[Python-Dev] redefining is

[Samuele Pedroni]

At 17:09 19.03.2004 -0500, Andrew Koenig wrote:
> > >It certainly doesn't *require* a builtin operator.  I do think, however,
> > >that the proposed comparison is more useful than "is" in most contexts in
> > >which programmers use "is" today.  In particular, programs that use "is"
> > >caneasily contain bugs that testing on a particular implementation can
> > >never reveal, and using the proposed comparison instead makes such bugs
> > much less likely (and perhaps even impossible).
>
>
> > maybe, OTOH I suspect that people most puzzled by
>
> >  >>> a = 1
> >  >>> b = 1
> >  >>> a is b
> > True
> >  >>> a = 99
> >  >>> b = 99
> >  >>> a is b
> > True
> >  >>> a = 101
> >  >>> b = 101
> >  >>> a is b
> > False
> >
> > really simply expect there to be just one 1 and 99 and 101, not an
> > half-a-page definition of 'is' or some such involving the notion of
> > (im)mutability.
>
>I think we are agreeing with each other.

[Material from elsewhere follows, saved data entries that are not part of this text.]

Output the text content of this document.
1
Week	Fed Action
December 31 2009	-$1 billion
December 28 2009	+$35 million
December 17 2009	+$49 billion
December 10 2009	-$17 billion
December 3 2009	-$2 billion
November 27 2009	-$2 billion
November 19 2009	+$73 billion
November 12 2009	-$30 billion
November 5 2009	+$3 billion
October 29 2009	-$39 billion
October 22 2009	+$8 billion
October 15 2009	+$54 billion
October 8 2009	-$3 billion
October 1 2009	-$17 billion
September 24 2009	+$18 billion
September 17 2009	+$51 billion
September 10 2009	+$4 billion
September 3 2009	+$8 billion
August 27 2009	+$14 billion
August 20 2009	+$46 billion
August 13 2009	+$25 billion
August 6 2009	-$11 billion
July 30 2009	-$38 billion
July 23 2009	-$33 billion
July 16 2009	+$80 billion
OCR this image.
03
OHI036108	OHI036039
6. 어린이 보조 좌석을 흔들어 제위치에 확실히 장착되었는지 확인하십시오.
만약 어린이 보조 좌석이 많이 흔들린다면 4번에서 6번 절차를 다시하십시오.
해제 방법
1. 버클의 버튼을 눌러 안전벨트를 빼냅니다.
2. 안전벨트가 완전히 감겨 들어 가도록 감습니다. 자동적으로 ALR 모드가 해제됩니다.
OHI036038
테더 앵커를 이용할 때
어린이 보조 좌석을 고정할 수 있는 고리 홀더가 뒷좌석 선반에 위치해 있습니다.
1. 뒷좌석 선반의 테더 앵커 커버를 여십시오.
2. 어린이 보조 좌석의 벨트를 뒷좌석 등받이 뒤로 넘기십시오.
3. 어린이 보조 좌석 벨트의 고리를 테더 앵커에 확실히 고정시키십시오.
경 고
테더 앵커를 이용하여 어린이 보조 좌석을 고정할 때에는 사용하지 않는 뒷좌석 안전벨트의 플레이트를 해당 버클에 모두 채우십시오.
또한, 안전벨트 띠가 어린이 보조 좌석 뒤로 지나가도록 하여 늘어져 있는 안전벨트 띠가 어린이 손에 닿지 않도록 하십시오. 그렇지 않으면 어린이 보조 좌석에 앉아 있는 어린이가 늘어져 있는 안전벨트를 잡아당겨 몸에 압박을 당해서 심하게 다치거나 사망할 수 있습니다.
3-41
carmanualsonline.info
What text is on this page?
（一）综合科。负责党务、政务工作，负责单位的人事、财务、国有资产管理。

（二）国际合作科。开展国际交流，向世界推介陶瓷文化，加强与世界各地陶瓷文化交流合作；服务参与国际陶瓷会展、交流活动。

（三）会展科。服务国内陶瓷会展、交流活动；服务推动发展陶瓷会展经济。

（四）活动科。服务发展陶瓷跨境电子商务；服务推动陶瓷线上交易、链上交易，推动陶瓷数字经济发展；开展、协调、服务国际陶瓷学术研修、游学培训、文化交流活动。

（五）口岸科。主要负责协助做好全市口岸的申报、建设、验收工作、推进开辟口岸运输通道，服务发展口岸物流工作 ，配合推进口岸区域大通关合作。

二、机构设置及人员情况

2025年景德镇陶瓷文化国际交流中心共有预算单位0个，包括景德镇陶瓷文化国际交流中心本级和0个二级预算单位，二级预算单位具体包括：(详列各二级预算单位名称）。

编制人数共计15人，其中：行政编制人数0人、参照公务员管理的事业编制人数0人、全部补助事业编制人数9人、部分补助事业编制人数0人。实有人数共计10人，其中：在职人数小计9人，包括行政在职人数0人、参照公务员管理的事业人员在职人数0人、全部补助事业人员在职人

nope, my point is that the friendly "fit everybody brain" solution would be 
to keep
the definition of 'is' as is, but force some classes of value objects to 
force singletons for each value, but this cannot be made to work. So we 
cannot win.

So we remain with the gain of killing potential bugs related to naive usage 
of 'is', but I don't think that's worth the spec complexity.


>Because if "is" were redefined in
>the way that was proposed, we would have the following behavior on every
>implementation:
>
>         >>> a = 1
>         >>> b = 1
>         >>> a is b
>         True
>         >>> a = 99
>         >>> b = 99
>         >>> a is b
>         True
>         >>> a = 101
>         >>> b = 101
>         >>> a is b
>         True

yes, but through a far more complex model, and still I don't know then 
whether they expect there to be just e.g. one (1,1) or many.